SPARQL Query Benchmarker Wiki

A simple tool for testing SPARQL system performance and reliability

Brought to you by: gailalverson, rvesse

In-Memory

In-Memory Testing

As of 2.x the API supports in-memory testing as well as testing of remote SPARQL services. In-memory testing is useful when you want to eliminate the HTTP communication overhead from your testing.

To use in-memory testing via the API you first need to specify a dataset for testing via the Options class. For example we can configure a TDB dataset for testing:

Dataset ds = TDBFactory.createDataset("/path/to/db");
options.setDataset(ds);

We then need to ensure our operation mix uses the in-memory variant of relevant operations, for example we should use InMemoryFixedQueryOperation rather than FixedQueryOperation. If you are loading an operation mix from a file then you should use the appropriate operation names e.g. men-query instead of query.

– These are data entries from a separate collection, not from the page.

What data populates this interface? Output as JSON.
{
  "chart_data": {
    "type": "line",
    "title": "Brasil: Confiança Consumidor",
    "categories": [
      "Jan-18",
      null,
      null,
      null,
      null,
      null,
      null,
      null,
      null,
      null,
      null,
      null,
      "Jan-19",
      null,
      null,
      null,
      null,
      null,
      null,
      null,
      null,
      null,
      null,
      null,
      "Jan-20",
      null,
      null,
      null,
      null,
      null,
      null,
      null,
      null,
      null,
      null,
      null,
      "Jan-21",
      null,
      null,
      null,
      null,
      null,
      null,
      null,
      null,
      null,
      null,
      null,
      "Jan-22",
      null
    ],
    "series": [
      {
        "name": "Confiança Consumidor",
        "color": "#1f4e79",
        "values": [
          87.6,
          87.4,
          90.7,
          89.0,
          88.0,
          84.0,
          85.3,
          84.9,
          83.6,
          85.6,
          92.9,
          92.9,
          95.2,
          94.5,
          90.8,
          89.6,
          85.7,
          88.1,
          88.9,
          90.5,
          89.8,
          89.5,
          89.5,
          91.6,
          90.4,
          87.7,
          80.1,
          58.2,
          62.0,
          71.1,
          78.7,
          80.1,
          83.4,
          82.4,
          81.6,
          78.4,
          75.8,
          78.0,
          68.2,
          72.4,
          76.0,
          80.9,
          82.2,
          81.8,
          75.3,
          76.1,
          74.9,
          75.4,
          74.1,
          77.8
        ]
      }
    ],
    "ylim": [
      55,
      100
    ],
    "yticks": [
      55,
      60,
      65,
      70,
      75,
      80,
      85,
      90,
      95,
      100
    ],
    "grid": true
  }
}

Of course sometimes it is useful to use the same operation mix file for both remote and in-memory testing. In this case we can call the InMemoryOperations.useInMemoryOperations() method before we load our operation file, this reconfigures the OperationLoaderRegistry so that the standard remote query and update operations are remapped to their in-memory equivalents.

Once you have your Options set up appropriately you can then run any of the normal test runners and you'll be testing in-memory rather than remote performance.

Testing at the Command Line

We also support in-memory testing when running from the command line. In-memory datasets are specified via a Jena Assembler file provided using the --dataset option.

This assembler file must contain the definition for a dataset. Note that your assembler file may construct a complex dataset that consists of wrapping/combining different datasets provided there is only one top level dataset. In the case where there are multiple top level datasets which one is used is not defined and you may not be testing the dataset you thought you were. You may also need to add additional dependencies to the CLASSPATH environment variable manually because the JVM will need any additional classes that your assembler file requires that the CLI itself does not use.

Disadvantages

The downside of in-memory testing is that performance figures gathered this way may not be realistic compared to real world usage of a system. In any serious enterprise deployment of a RDF store the store is unlikely to be on the same hardware and be able to accept a direct in-memory connection from the application.

While native APIs may still allow faster communication than HTTP allows typically we've found that once messages become large enough then the HTTP overhead becomes insignificant.